We know from studies like…WINS…(Women’s Intervention Nutrition Study) by Rowan Chlebowski [et al],…that in ER-negative breast cancer,…a low-fat diet, which was associated with a modest weight loss, 5% weight loss, made a big difference in decreasing the risk of recurrence. We do not know whether it was the low-fat diet, or…the weight loss, but we are pretty desperate for structured approaches. [We need] structured approaches that will be supported by insurance for weight loss and to increase the fitness of our patients with exercise. That is the big, big thing we are lacking.

QCan you expand on what you mean by structured programs?

DR O’Shaughnessy: By structure, I mean things that women are expected to show up to, like [a] meeting with the nutritional counselor or weekly meetings in groups to support each other through weight loss. [Other examples include]…programs that might pay for parking,…gas,…[or] the instructor, [and] exercise programs that are covered. Or, paying for [a] YMCA membership, covering the classes and then having classes for survivors, etcetera, but real structure. A lot of it [centers] around community, having a community to walk this journey with. But you cannot [just] tell people to diet and eat healthy and exercise. It does not help people.

QIs there anything else that you wanted to discuss?

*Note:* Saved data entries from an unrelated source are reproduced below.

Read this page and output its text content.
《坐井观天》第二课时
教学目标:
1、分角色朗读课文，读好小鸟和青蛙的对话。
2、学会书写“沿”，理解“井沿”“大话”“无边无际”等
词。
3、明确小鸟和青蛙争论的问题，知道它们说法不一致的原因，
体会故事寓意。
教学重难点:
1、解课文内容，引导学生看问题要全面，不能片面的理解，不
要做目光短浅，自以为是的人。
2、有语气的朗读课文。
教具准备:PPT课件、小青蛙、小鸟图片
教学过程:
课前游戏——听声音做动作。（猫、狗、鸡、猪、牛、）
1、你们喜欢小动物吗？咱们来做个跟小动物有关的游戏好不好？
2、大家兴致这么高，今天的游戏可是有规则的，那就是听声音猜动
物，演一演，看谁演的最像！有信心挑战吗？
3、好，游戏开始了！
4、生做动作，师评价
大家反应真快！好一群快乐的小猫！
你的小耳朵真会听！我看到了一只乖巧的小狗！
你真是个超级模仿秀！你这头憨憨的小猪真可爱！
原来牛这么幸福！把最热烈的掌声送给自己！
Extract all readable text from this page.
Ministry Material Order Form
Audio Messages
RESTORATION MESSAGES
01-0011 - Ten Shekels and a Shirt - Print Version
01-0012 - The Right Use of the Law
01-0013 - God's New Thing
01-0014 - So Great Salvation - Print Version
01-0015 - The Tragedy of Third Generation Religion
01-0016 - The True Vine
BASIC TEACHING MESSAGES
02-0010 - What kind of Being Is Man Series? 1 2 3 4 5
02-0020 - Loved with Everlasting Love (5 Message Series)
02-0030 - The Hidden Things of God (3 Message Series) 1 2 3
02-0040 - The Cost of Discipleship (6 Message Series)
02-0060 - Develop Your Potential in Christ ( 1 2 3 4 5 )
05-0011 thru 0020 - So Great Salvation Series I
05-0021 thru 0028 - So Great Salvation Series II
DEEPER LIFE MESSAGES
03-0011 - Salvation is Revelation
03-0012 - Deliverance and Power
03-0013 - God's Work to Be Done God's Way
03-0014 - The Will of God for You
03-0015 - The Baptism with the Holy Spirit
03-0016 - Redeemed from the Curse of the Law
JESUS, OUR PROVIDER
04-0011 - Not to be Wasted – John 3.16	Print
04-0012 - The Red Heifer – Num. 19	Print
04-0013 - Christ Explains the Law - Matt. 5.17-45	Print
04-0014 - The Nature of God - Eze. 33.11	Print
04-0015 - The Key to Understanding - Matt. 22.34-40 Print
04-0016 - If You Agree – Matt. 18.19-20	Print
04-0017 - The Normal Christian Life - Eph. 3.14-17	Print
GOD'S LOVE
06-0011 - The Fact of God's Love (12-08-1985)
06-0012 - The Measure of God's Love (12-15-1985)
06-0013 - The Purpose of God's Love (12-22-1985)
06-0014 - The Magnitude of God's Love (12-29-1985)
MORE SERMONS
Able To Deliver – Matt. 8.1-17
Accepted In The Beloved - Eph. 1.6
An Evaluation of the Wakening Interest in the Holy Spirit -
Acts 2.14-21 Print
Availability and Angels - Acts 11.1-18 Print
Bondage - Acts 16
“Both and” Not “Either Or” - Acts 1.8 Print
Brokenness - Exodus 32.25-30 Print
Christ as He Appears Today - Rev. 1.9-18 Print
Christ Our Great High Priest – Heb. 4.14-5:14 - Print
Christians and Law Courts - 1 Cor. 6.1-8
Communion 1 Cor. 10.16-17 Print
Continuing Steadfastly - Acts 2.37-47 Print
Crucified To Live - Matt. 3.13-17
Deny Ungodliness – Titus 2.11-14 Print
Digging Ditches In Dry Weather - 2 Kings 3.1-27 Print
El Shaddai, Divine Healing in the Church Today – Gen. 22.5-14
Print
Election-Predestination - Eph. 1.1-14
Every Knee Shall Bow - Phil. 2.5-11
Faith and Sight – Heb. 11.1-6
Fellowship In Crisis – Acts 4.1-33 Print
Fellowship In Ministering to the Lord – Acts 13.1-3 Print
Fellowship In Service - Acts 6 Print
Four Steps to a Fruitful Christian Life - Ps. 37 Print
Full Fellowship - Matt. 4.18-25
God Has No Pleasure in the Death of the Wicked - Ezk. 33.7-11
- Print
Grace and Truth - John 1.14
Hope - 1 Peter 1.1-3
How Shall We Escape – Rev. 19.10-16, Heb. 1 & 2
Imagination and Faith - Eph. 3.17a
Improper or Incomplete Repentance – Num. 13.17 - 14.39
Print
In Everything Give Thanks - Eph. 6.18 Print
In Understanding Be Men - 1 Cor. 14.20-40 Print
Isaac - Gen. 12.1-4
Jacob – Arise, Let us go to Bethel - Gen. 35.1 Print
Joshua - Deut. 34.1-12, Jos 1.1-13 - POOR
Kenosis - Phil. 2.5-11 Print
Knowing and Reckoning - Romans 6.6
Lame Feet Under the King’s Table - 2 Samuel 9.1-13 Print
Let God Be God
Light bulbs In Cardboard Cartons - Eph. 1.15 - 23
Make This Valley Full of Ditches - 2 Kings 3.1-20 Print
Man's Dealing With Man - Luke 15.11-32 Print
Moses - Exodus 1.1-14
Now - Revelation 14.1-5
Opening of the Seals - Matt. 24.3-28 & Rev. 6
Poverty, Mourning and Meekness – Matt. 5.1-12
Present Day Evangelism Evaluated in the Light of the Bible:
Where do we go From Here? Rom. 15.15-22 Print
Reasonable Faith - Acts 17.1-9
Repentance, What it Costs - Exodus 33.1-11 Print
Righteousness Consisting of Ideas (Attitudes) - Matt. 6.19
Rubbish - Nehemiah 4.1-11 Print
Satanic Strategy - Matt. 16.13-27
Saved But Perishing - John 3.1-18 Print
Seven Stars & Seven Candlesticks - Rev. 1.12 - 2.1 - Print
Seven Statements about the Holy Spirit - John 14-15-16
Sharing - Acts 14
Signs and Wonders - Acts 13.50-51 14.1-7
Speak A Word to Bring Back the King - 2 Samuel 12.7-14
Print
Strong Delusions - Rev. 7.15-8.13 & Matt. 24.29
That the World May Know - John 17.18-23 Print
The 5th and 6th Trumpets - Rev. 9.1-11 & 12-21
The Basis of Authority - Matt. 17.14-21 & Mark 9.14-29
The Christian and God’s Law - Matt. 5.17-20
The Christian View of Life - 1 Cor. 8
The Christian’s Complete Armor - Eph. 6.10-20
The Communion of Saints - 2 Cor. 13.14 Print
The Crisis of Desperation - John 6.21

DR O’Shaughnessy: I always like to plug my School of Breast Oncology®. It’s a 3-day, deep dive breast cancer boot camp. Soup to nuts, all the important literature in breast cancer but [it is] very practical. It is all case-based discussion for the surgical oncologist, medical oncologist, [and] radiation oncologist to come and really get a very in-depth update on all of the key data around [the] management strategies for breast cancer, including breast cancer prevention, genetic germline evaluation, [etcetera]. What are the data [surrounding] diet and exercise? What about breast cancer in pregnancy? What about toxicity management? [All questions with a] big emphasis on radiation and surgical issues. So, a big, multidisciplinary course.

 

Financial Disclosure: The authors have no significant financial interest in or other relationship with the manufacturer of any product or provider of any service mentioned in this article.